Farkın Olsun



Doğayla iç içe yaşıyorum. Her gün yeşilin farklı bir tonuna şahit oluyorum. Akşam işten eve döndüğümde kapımın önündeki lavanta çiçeğini koklayınca günün güzelliği tamamlanıyor sanki. Dünya çok gerçek. Hep söylerim asla toz pembe değil. Savaşların devam ettiği bir dönemdeyim. Acılar çok. Eğer kendinize inanıyorsanız deneyin; bunca kötülüğün ortasında elinizin değdiği şeylerin güzelleştiği oluyor. Neye dokunsanız sizinle yeniden can bulduğu oluyor. Ona ufacık da olsa farklı bir şey taşıyorsunuz. Sizin farkınız onu farklı yapıyor. Yenileniyor. Yıllardır etrafının farkında olan biri olmaya çalıştım. Küçük sorunların beni hayattaki her şeye kör etmemesini sağladım. En kötü günlerimde bile gökyüzüne bakmayı ihmal etmedim. Her gece aya bakmayı da. Anı yaşamayı, yanımda bulunana ve güzeli hakedene güzelliği yaşatmayı sevdim hep.
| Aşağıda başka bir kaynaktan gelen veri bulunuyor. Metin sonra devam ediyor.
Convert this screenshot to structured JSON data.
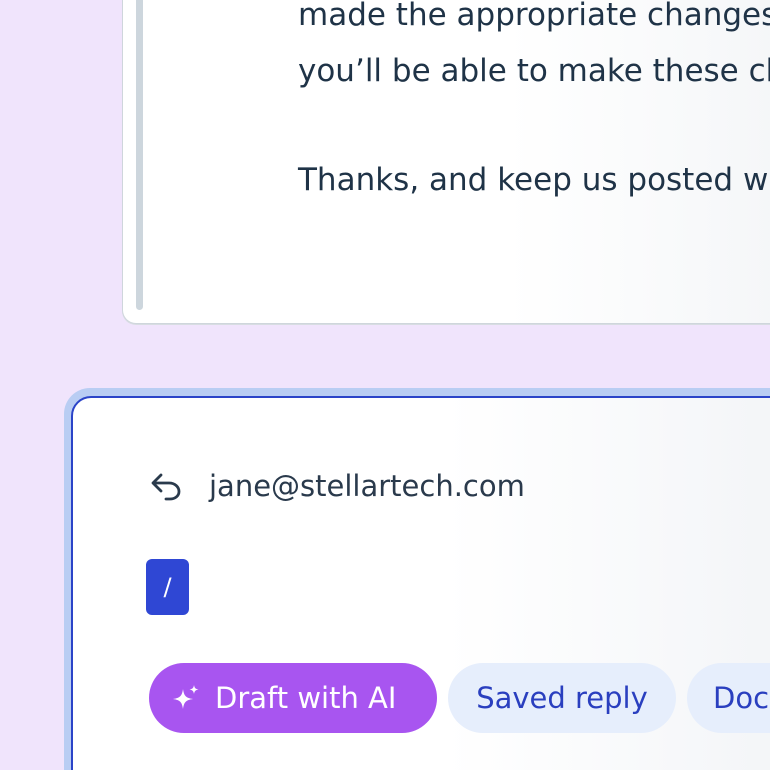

Bilirsiniz ikinci dünya savaşı askerlerinden insanlığa kalan bir yöntem var: otostop. Birkaç gün önce hızlı geçtiğim bir yolda bir çocuk farkettim. 11-12 yaşlarında. Geçen arabalardan birine binmek için elini kaldırıyordu. Önce geçtim, sonra durup vitesi geri aldım. Koşarak yetişti. Bu çocuğa söylemem gereken bir şeyler olduğunu o an anlamıştım. Kişi kendini yüzünden belli eder, hele de çocuksa. Aldım arabaya. Önce kızdım. Sonra anlattım. Anadilimiz aynı olmasa da farklı olan bendim, onun diliyle konuştuk yol boyunca. "İnsanlara güvenme ama daima güvenilir insan ol oğlum dedim. Tehlike büyük". Onu indirdiğimde şunu farkettim, birine güvenip güvenemeyeceğimizi anlamanın en iyi yolu ona güvenmektir. Hemingway öğretisi. Birileri ne kadar güvenme dese de denemeden öğrenemeyecek.
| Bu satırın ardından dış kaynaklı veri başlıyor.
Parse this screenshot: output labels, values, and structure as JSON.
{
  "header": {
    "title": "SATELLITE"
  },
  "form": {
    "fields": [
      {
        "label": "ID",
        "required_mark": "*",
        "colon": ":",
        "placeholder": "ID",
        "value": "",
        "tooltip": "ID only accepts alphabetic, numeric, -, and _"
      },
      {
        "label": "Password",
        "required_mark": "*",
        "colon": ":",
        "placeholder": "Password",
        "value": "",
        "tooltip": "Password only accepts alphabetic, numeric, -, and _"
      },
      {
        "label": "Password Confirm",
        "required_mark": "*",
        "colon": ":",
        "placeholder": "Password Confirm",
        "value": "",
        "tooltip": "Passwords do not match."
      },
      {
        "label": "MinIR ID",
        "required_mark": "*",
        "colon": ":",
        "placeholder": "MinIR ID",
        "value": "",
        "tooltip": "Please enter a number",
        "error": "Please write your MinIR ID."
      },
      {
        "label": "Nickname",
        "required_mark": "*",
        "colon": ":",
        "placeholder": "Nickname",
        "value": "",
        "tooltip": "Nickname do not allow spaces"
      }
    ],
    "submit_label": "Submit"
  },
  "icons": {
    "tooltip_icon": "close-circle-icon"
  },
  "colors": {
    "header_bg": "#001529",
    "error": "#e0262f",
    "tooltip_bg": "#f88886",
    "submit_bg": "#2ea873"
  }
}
Günler geçiyor. Farkedince hiçbir gün aynı değil. Yaşamaya değer çok şey var. At hayalim var şimdilerde. At edinme hayali. Tertemiz bir sabaha uyanıp yanında iyi hissettiğim biriyle ormanın eteklerinde at gezintileri yapmak isteği sardı bu aralar. Samimiyetle isteyince her şey mümkün. Gerçekten isteyince hayat farklılaşıyor.